Sunday, October 4, 2015

Sunday Poetry - Shakespeare and Finzi

The other night I was reading the April edition of BBC Music magazine. I know it's October now but I'm six months behind with most of the magazines I read thanks to my library's Zinio subscription. It was a special issue on British music & one of the articles was about the life of Gerald Finzi (there's a website dedicated to his life & work here). I've always loved his Shakespeare song cycle, Let Us Garlands Bring, especially when sung by Bryn Terfel, so I thought I would combine Shakespeare & Finzi; poetry & song today & share one of the songs, Come Away, Come Away, Death, from Twelfth Night.
Thanks to Spotify I was also able to explore more Finzi & I especially loved the Eclogue for piano & strings & the Romance in E flat major (beautiful photos of snowy Derbyshire in this clip). One of the wonderful things about the internet (& probably one of the reasons why I'm six months behind in my magazine reading) is that it's so easy to go off on a tangent & explore a new composer or read more about something mentioned in an article. Then there's all the free content from my library through Zinio & our eBook providers.
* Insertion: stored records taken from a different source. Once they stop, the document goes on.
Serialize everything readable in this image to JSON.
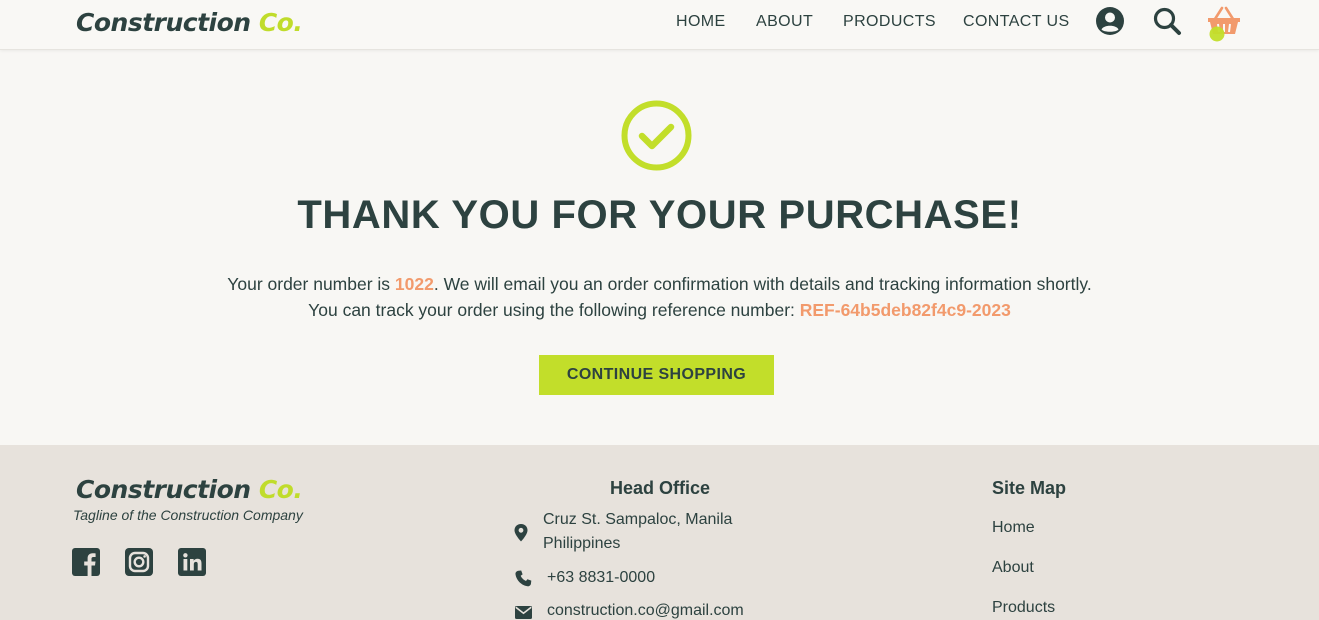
{
  "brand": {
    "name_main": "Construction",
    "name_accent": "Co.",
    "tagline": "Tagline of the Construction Company"
  },
  "nav": [
    {
      "label": "HOME"
    },
    {
      "label": "ABOUT"
    },
    {
      "label": "PRODUCTS"
    },
    {
      "label": "CONTACT US"
    }
  ],
  "header_icons": [
    "user-icon",
    "search-icon",
    "basket-icon"
  ],
  "main": {
    "title": "THANK YOU FOR YOUR PURCHASE!",
    "line1_prefix": "Your order number is ",
    "order_number": "1022",
    "line1_suffix": ". We will email you an order confirmation with details and tracking information shortly.",
    "line2_prefix": "You can track your order using the following reference number: ",
    "reference": "REF-64b5deb82f4c9-2023",
    "cta_label": "CONTINUE SHOPPING"
  },
  "footer": {
    "social": [
      "facebook-icon",
      "instagram-icon",
      "linkedin-icon"
    ],
    "head_office_title": "Head Office",
    "address_line1": "Cruz St. Sampaloc, Manila",
    "address_line2": "Philippines",
    "phone": "+63 8831-0000",
    "email": "construction.co@gmail.com",
    "sitemap_title": "Site Map",
    "sitemap": [
      {
        "label": "Home"
      },
      {
        "label": "About"
      },
      {
        "label": "Products"
      }
    ]
  },
  "colors": {
    "primary": "#2d4240",
    "accent": "#c2de2a",
    "highlight": "#f29a6c",
    "footer_bg": "#e7e2dc",
    "page_bg": "#f8f7f4"
  }
}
(I do realise that the photo is upside down, I'm not trying to be arty. It's the right way up in Photo Studio but when I download it here, it's upside down... I thought I'd be clever & turn it upside down in Photo Studio but it was still upside down here)

Come away, come away, death,
    And in sad cypress let me be laid.
Fly away, fly away, breath;
    I am slain by a fair cruel maid.
My shroud of white, stuck all with yew,
             O, prepare it!
My part of death, no one so true
         Did share it.

Not a flower, not a flower sweet,
    On my black coffin let there be strown.
Not a friend, not a friend greet
    My poor corpse, where my bones shall be thrown.
A thousand thousand sighs to save,
             Lay me, O, where
Sad true lover never find my grave,
             To weep there!


  1. I recognized the 'sad cypress' line immediately, Lyn - Agatha Christie used this source for the title of one of her more popular books.

    1. Yes, it was one of the Christies I remember quite well. I always enjoy her use of quotes from Shakespeare or poetry for titles.